Your network servers need two explicit bind() calls for two different protocols, and some logic to select which ones to call, and your main accept() code needs to be able to handle two listening sockets... Theoretically you could create IPv6 socket only and accept both addresses but.. (1) apparently it is disabled on many BSD's by default and (2) even on Linux bind() will fail if you have no IPv6 addresses assigned at all.

Your network client would be better, as there are some libraries which let you connect to ipv4 or ipv6 address, but then IPv6 colon-separated format will trip you. How many clients split on ":" to get port number?
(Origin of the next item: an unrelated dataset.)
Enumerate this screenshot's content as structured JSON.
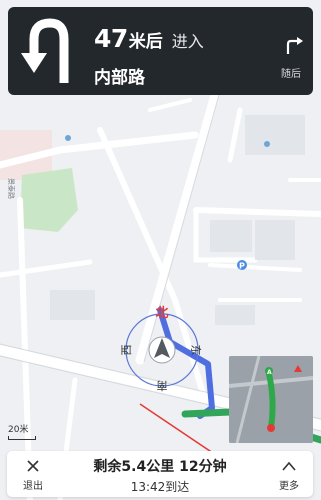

Or concatenate (IP, ":", PORT) in the logs / settings? All of those would break.

The really annoying part is that all of these problems were 100% predictable from day 1, and yet someone decided to go ahead with this implementation.
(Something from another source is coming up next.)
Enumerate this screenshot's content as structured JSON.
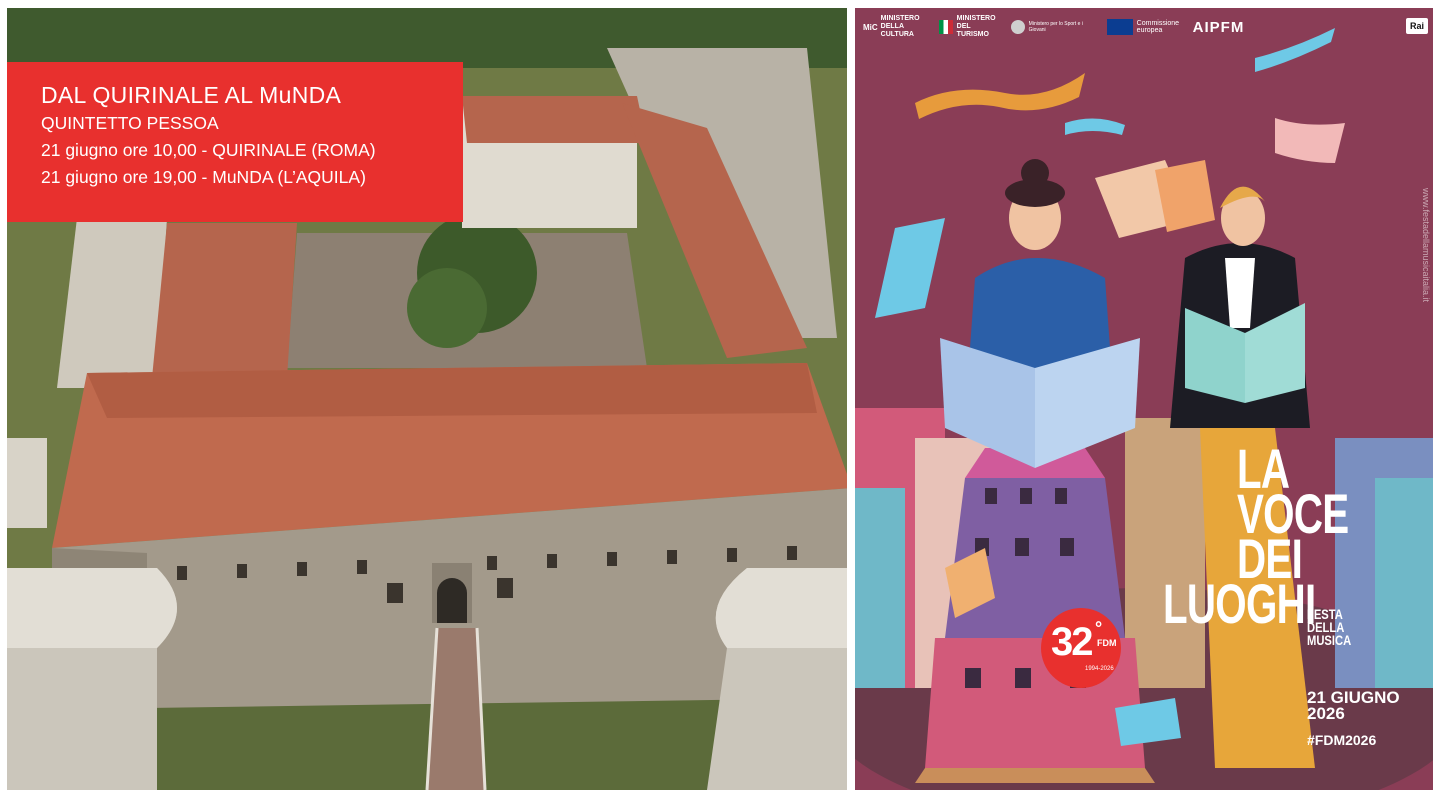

Sorry. What? You’re claiming that the hard part is the parsing of textual ipv6 addresses to binary representation but these same algorithms would work on a hypothetical hand-wavy ipv4+ how? It’s extended so you’ve either got numbers > 255 (breaks parsing routines) or more dots (again breaks parsing routines). Either way you slice it you have to upgrade the parsing routines. And the hard part has not been the parsing routines. And you’d need to justify that what you describe about bound addresses doesn’t apply to a non-existent ipv4+.
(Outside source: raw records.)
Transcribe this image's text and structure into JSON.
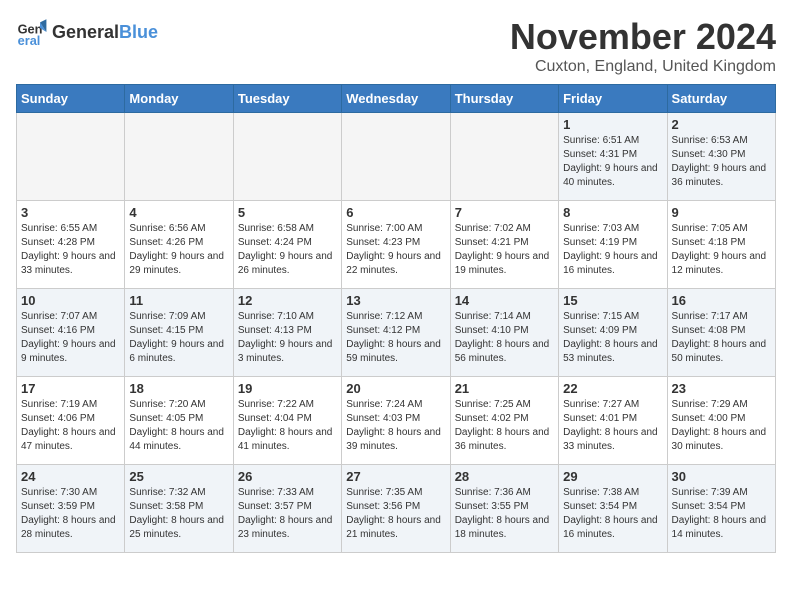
{
  "header": {
    "logo_general": "General",
    "logo_blue": "Blue",
    "month_title": "November 2024",
    "location": "Cuxton, England, United Kingdom"
  },
  "days_of_week": [
    "Sunday",
    "Monday",
    "Tuesday",
    "Wednesday",
    "Thursday",
    "Friday",
    "Saturday"
  ],
  "weeks": [
    [
      {
        "day": "",
        "info": "",
        "empty": true
      },
      {
        "day": "",
        "info": "",
        "empty": true
      },
      {
        "day": "",
        "info": "",
        "empty": true
      },
      {
        "day": "",
        "info": "",
        "empty": true
      },
      {
        "day": "",
        "info": "",
        "empty": true
      },
      {
        "day": "1",
        "info": "Sunrise: 6:51 AM\nSunset: 4:31 PM\nDaylight: 9 hours\nand 40 minutes.",
        "empty": false
      },
      {
        "day": "2",
        "info": "Sunrise: 6:53 AM\nSunset: 4:30 PM\nDaylight: 9 hours\nand 36 minutes.",
        "empty": false
      }
    ],
    [
      {
        "day": "3",
        "info": "Sunrise: 6:55 AM\nSunset: 4:28 PM\nDaylight: 9 hours\nand 33 minutes.",
        "empty": false
      },
      {
        "day": "4",
        "info": "Sunrise: 6:56 AM\nSunset: 4:26 PM\nDaylight: 9 hours\nand 29 minutes.",
        "empty": false
      },
      {
        "day": "5",
        "info": "Sunrise: 6:58 AM\nSunset: 4:24 PM\nDaylight: 9 hours\nand 26 minutes.",
        "empty": false
      },
      {
        "day": "6",
        "info": "Sunrise: 7:00 AM\nSunset: 4:23 PM\nDaylight: 9 hours\nand 22 minutes.",
        "empty": false
      },
      {
        "day": "7",
        "info": "Sunrise: 7:02 AM\nSunset: 4:21 PM\nDaylight: 9 hours\nand 19 minutes.",
        "empty": false
      },
      {
        "day": "8",
        "info": "Sunrise: 7:03 AM\nSunset: 4:19 PM\nDaylight: 9 hours\nand 16 minutes.",
        "empty": false
      },
      {
        "day": "9",
        "info": "Sunrise: 7:05 AM\nSunset: 4:18 PM\nDaylight: 9 hours\nand 12 minutes.",
        "empty": false
      }
    ],
    [
      {
        "day": "10",
        "info": "Sunrise: 7:07 AM\nSunset: 4:16 PM\nDaylight: 9 hours\nand 9 minutes.",
        "empty": false
      },
      {
        "day": "11",
        "info": "Sunrise: 7:09 AM\nSunset: 4:15 PM\nDaylight: 9 hours\nand 6 minutes.",
        "empty": false
      },
      {
        "day": "12",
        "info": "Sunrise: 7:10 AM\nSunset: 4:13 PM\nDaylight: 9 hours\nand 3 minutes.",
        "empty": false
      },
      {
        "day": "13",
        "info": "Sunrise: 7:12 AM\nSunset: 4:12 PM\nDaylight: 8 hours\nand 59 minutes.",
        "empty": false
      },
      {
        "day": "14",
        "info": "Sunrise: 7:14 AM\nSunset: 4:10 PM\nDaylight: 8 hours\nand 56 minutes.",
        "empty": false
      },
      {
        "day": "15",
        "info": "Sunrise: 7:15 AM\nSunset: 4:09 PM\nDaylight: 8 hours\nand 53 minutes.",
        "empty": false
      },
      {
        "day": "16",
        "info": "Sunrise: 7:17 AM\nSunset: 4:08 PM\nDaylight: 8 hours\nand 50 minutes.",
        "empty": false
      }
    ],
    [
      {
        "day": "17",
        "info": "Sunrise: 7:19 AM\nSunset: 4:06 PM\nDaylight: 8 hours\nand 47 minutes.",
        "empty": false
      },
      {
        "day": "18",
        "info": "Sunrise: 7:20 AM\nSunset: 4:05 PM\nDaylight: 8 hours\nand 44 minutes.",
        "empty": false
      },
      {
        "day": "19",
        "info": "Sunrise: 7:22 AM\nSunset: 4:04 PM\nDaylight: 8 hours\nand 41 minutes.",
        "empty": false
      },
      {
        "day": "20",
        "info": "Sunrise: 7:24 AM\nSunset: 4:03 PM\nDaylight: 8 hours\nand 39 minutes.",
        "empty": false
      },
      {
        "day": "21",
        "info": "Sunrise: 7:25 AM\nSunset: 4:02 PM\nDaylight: 8 hours\nand 36 minutes.",
        "empty": false
      },
      {
        "day": "22",
        "info": "Sunrise: 7:27 AM\nSunset: 4:01 PM\nDaylight: 8 hours\nand 33 minutes.",
        "empty": false
      },
      {
        "day": "23",
        "info": "Sunrise: 7:29 AM\nSunset: 4:00 PM\nDaylight: 8 hours\nand 30 minutes.",
        "empty": false
      }
    ],
    [
      {
        "day": "24",
        "info": "Sunrise: 7:30 AM\nSunset: 3:59 PM\nDaylight: 8 hours\nand 28 minutes.",
        "empty": false
      },
      {
        "day": "25",
        "info": "Sunrise: 7:32 AM\nSunset: 3:58 PM\nDaylight: 8 hours\nand 25 minutes.",
        "empty": false
      },
      {
        "day": "26",
        "info": "Sunrise: 7:33 AM\nSunset: 3:57 PM\nDaylight: 8 hours\nand 23 minutes.",
        "empty": false
      },
      {
        "day": "27",
        "info": "Sunrise: 7:35 AM\nSunset: 3:56 PM\nDaylight: 8 hours\nand 21 minutes.",
        "empty": false
      },
      {
        "day": "28",
        "info": "Sunrise: 7:36 AM\nSunset: 3:55 PM\nDaylight: 8 hours\nand 18 minutes.",
        "empty": false
      },
      {
        "day": "29",
        "info": "Sunrise: 7:38 AM\nSunset: 3:54 PM\nDaylight: 8 hours\nand 16 minutes.",
        "empty": false
      },
      {
        "day": "30",
        "info": "Sunrise: 7:39 AM\nSunset: 3:54 PM\nDaylight: 8 hours\nand 14 minutes.",
        "empty": false
      }
    ]
  ]
}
It’s getting all the middleware routers, services, and websites to support both that’s been the challenge because it was a chicken and egg. ISPs didn’t want to do it. Websites wouldn’t do it because there were no customers. Carrier grade NATs bought another decade or two. Manufacturers didn’t bother prioritizing the ipv6 stack because carriers weren’t demanding it so HW had very immature and buggy ipv6 stacks which further prohibited ISPs from turning it on because it was another 1-3 purchase cycles before the stack actually worked correctly. And none of that solves the chicken/egg problem of the lack of eyeball supply / customer demand.

The complexity of IPv6 contributed to some of it. Carrier grade NAT did most of the harm though and that would have been a thing regardless.